Portugal é o sexto país da União Europeia com mais emigrantes, um quinto da população de acordo com os dados mais recentes das Nações Unidas (2020). O Atlas da Emigração complementa esta informação com mais alguns indicadores. É entre os jovens que o fenómeno mais tem crescido: quase um terço dos que nasceram em Portugal e têm hoje idades entre os 15 e 39 anos estão a residir noutro país que não o seu. Num retrato mais geral, as contas mostram que nos últimos 20 anos deixaram Portugal 1,5 milhões de portugueses e que hoje viverão fora do país cerca de 2,1 milhões.
Além da idade média, mudou o perfil de quem emigra. Três estudos sobre a emigração portuguesa publicados em 2021 pelo Observatório da Emigração (baseados em dados de 2012 a 2015) elegiam a ciência, informática e matemática; ciências sociais, comércio e direito; engenharia, indústrias transformadoras e construção como as principais áreas de trabalho e formação dos emigrantes nacionais. Não há dados consolidados mais recentes. “Sabemos que tem havido uma crescente emigração qualificada, nomeadamente para os países do norte da Europa e que acontece nomeadamente no sector terciário, mas ainda não conseguimos apurar mais do que isso”, admite Rui Pena Pires, coordenador científico do Observatório.
O que se sabe também é que França continua a liderar no número total de portugueses acolhidos. Seguem-se a Suíça, o Reino Unido, os Estados Unidos e o Canadá. Nos anos mais recentes e até 2021, no entanto, era o Reino Unido que atraia um maior número de emigrantes portugueses. O Brexit trouxe uma realidade diferente e em 2022 já foi Espanha a liderar este ranking.
“O Reino Unido não deixou de ser um país com bons empregos e com boas oportunidades profissionais, com o Brexit passou foi a ser um país totalmente estrangeiro em que o emigrante deixou de ter a segurança que tem quando se movimenta na União Europeia. Isso fez com que a emigração para o país viesse por aí abaixo”, explica Rui Pena Pires.

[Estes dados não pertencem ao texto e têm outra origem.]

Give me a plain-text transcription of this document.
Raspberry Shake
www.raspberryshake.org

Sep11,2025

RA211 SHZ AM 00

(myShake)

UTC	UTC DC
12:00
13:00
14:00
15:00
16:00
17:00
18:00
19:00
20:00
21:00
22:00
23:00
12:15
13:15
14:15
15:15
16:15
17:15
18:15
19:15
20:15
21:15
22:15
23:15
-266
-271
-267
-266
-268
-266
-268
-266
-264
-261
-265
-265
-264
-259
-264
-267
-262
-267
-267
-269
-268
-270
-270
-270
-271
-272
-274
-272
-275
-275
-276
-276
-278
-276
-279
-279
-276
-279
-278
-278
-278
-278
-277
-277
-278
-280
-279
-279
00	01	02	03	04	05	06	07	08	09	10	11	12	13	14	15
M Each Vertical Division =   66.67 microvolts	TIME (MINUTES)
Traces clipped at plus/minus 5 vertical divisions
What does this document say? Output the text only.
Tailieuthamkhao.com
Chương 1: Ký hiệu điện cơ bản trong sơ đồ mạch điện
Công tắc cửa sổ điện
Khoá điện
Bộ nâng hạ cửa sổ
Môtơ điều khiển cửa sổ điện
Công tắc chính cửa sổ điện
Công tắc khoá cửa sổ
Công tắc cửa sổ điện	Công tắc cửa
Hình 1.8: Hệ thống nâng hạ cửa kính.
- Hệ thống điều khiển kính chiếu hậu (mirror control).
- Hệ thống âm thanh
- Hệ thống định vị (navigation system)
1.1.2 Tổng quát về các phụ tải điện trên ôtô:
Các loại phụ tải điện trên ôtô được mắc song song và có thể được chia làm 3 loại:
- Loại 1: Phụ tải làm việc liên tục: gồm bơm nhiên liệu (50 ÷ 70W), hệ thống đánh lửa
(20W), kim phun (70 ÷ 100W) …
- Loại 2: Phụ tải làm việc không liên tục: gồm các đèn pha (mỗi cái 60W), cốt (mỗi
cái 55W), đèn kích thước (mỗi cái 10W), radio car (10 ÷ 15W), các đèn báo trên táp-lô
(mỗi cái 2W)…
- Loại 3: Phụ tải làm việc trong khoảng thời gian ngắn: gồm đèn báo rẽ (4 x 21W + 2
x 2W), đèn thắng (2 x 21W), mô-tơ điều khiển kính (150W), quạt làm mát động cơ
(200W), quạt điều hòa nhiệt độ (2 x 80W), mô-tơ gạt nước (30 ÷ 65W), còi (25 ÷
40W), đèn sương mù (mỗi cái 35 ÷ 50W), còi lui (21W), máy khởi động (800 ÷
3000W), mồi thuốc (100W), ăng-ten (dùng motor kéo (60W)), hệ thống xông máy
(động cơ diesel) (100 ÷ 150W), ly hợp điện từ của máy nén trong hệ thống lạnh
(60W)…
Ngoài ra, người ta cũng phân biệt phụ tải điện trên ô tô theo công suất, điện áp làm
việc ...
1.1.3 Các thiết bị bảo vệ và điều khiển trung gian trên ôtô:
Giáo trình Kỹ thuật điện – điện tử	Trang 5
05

O desinteresse pelo Reino Unido tem sido compensado pelo interesse cada vez maior noutros países e regiões dentro do espaço de livre circulação da Europa, com destaque para a Escandinávia e o Benelux. O Atlas da Emigração do ano passado revelou um aumento de 36,1% nas entradas na Noruega, 34,1% na Suécia, 33,1% nos Países Baixos e 29,6% na Suíça.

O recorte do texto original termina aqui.